In order to maximize a power generation cycle using ocean thermal energy, Uehara has developed a new cycle that he says is an improvement of the Kalina cycle, whose main feature is to simplify the composition change of the ammonia-water mixture by using a staged expansion with extraction (Figure below).
As for the Kalina cycle, the interest of this cycle is to replace evaporation and condensation of the working fluid at constant temperature by changes with temperature glide, thus reducing system irreversibilities.
In this cycle, an ammonia rich mixture is heated in an economizer (4-5a) and an evaporator (5a-5) and exits in the two-phase state. The vapor (6) and liquid (7) phases are then separated, the first being expanded at an intermediate pressure in a turbine (6-11).
Part of this expanded stream is recirculated at medium pressure, then cooled (11-12) by exchange with the basic mixture (13-14), with which it is mixed to form the working fl uid, which is then delivered under pressure (15-3).
The main flow exiting the HP turbine is expanded at low pressure in a second turbine (11-10) then led to an absorber where it is mixed with the liquid fraction (7) leaving the separator and precooled (7-8) in the regenerator by exchange with the working fl uid leaving the rich pump (3-4), then expanded at low pressure (8-9).

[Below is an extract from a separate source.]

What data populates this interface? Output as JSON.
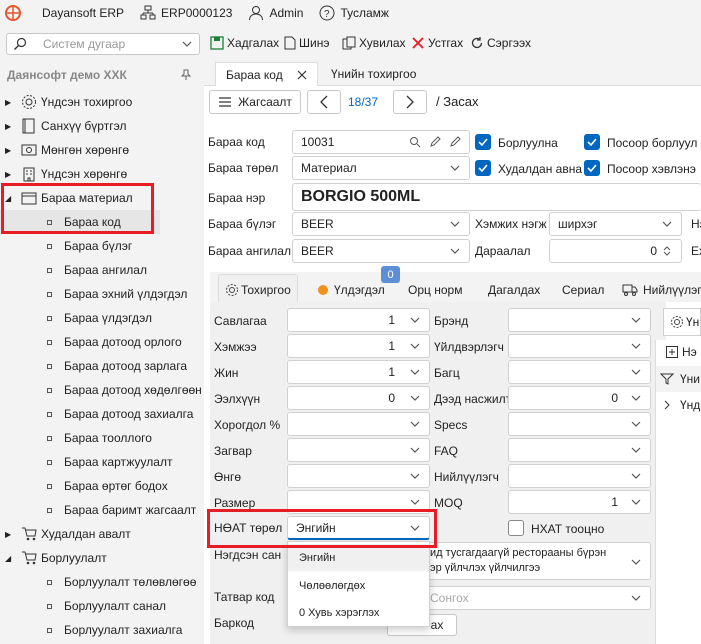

At the absorber outlet, the basic mixture obtained is condensed before being compressed at the intermediate pressure (2-13).
Modeling in Thermoptim
Modeling of such a cycle in Thermoptim leads to a synoptic view of the type in Figure below. In our view, the main interest of this cycle is that it better valorizes the cold water from depths than a conventional closed cycle in which pumping takes a significant fraction of the power produced (10-15%): for the same water discharge temperature the working fluid may be cooled at lower temperature due to the temperature glide of the water-ammonia mixture.